Aug. 29 (Bloomberg) -- Swedish retail sales unexpectedly fell in July as a recovery in the largest Nordic economy is proving slow amid high unemployment.
The drop should be seen as a “temporary set-back” as nice weather “may have held back consumers from shopping,” Andreas Wallstroem, an analyst at Nordea Bank AB, said in a note. “Favorable conditions in the household sector, such as solid income growth and low inflation, should continue to support consumption.”
Sales fell 0.7 percent in July after expanding 0.6 percent the previous month, Stockholm-based Statistics Sweden said today. The median estimate in a survey of six economists by Bloomberg was for a 0.1 percent gain.
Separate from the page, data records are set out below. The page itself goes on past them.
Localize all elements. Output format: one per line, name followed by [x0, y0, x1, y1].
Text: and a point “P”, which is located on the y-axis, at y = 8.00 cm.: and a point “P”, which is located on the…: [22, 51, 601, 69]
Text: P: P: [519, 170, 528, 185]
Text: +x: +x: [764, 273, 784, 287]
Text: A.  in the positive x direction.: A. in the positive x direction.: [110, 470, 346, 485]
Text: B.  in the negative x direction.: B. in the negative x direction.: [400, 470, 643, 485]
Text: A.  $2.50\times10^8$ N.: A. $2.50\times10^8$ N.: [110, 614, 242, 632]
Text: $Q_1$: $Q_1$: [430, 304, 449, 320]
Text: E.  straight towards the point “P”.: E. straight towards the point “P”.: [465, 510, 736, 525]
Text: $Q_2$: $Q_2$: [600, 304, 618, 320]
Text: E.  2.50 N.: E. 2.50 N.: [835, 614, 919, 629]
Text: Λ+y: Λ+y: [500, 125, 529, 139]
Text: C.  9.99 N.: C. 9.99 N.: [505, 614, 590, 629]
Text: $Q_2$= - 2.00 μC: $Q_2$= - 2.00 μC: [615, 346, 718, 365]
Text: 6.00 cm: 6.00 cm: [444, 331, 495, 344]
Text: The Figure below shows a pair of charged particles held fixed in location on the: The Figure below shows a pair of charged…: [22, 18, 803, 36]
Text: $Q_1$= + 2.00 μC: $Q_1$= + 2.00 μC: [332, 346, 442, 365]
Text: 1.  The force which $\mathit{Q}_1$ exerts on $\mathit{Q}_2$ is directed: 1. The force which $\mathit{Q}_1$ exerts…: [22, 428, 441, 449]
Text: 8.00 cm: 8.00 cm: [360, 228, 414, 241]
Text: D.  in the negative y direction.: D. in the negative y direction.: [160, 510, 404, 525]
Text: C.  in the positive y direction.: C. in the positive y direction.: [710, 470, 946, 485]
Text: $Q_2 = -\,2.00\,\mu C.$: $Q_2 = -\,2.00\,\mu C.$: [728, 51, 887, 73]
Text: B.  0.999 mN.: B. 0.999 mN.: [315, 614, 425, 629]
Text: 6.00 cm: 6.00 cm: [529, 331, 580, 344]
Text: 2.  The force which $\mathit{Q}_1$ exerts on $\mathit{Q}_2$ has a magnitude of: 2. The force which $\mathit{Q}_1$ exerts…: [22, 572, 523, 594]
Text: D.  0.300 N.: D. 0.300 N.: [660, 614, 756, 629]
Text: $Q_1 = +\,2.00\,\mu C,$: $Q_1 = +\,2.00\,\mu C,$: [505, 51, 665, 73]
Sales rose 2.1 percent in the year, slowing from a revised 3.5 percent in June.
Sweden’s central bank will keep its main lending rate on hold until the first quarter 2015 to support a recovery of the country’s $540 billion economy, the Swedish National Institute of Economic Research predicted yesterday.
The krona slid 0.1 percent to 8.6906 per euro as of 11:05 a.m. in Stockholm.
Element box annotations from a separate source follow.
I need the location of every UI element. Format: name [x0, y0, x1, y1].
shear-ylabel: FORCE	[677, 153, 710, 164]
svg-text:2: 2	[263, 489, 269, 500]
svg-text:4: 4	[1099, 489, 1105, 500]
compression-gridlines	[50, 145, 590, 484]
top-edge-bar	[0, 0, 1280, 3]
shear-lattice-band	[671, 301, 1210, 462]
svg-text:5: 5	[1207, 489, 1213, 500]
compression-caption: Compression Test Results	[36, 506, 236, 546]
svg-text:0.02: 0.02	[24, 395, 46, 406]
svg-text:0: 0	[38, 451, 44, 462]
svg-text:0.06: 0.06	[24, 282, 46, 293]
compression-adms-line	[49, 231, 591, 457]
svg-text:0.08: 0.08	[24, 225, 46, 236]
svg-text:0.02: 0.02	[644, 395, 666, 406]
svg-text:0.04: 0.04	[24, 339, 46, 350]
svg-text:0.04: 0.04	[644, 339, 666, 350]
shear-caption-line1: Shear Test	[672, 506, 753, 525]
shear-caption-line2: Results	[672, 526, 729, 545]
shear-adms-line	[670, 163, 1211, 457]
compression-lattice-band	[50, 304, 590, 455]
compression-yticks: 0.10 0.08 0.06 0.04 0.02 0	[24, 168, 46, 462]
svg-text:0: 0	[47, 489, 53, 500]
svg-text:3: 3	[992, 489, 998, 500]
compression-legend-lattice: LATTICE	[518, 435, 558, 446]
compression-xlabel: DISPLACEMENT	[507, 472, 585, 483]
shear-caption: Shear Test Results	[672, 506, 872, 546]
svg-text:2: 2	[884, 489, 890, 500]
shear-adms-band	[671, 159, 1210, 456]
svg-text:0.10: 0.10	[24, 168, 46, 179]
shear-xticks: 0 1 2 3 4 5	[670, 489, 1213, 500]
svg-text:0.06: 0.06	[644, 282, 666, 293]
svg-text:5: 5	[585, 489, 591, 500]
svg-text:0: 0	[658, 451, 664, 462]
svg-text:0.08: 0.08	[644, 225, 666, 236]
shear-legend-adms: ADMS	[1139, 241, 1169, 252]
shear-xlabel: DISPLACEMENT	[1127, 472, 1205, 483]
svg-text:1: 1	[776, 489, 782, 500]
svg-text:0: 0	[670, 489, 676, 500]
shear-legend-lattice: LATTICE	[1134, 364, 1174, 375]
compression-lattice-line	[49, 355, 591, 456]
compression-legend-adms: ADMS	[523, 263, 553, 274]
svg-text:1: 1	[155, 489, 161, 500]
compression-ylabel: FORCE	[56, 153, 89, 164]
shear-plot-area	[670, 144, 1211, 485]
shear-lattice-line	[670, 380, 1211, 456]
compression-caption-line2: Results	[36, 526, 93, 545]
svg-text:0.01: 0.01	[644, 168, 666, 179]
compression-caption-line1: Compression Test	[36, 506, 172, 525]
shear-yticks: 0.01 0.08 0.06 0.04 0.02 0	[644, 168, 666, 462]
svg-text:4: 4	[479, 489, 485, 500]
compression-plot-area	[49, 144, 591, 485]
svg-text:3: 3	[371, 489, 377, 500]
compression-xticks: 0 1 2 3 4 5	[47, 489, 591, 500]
“Increased consumer and business confidence points to a turnaround in the economy toward the end of the year,” NIER said. “The current low levels of resource utilization mean that recovery will be protracted, and so monetary policy will remain expansionary for several years to come.”
Sweden’s economy, whose exports account for about half of its output, will expand 1.5 percent this year and 3 percent in 2014, Svenska Handelsbanken AB forecast today. Still, unemployment will rise to an average 8.3 percent in 2014 from 8.1 percent this year, it said.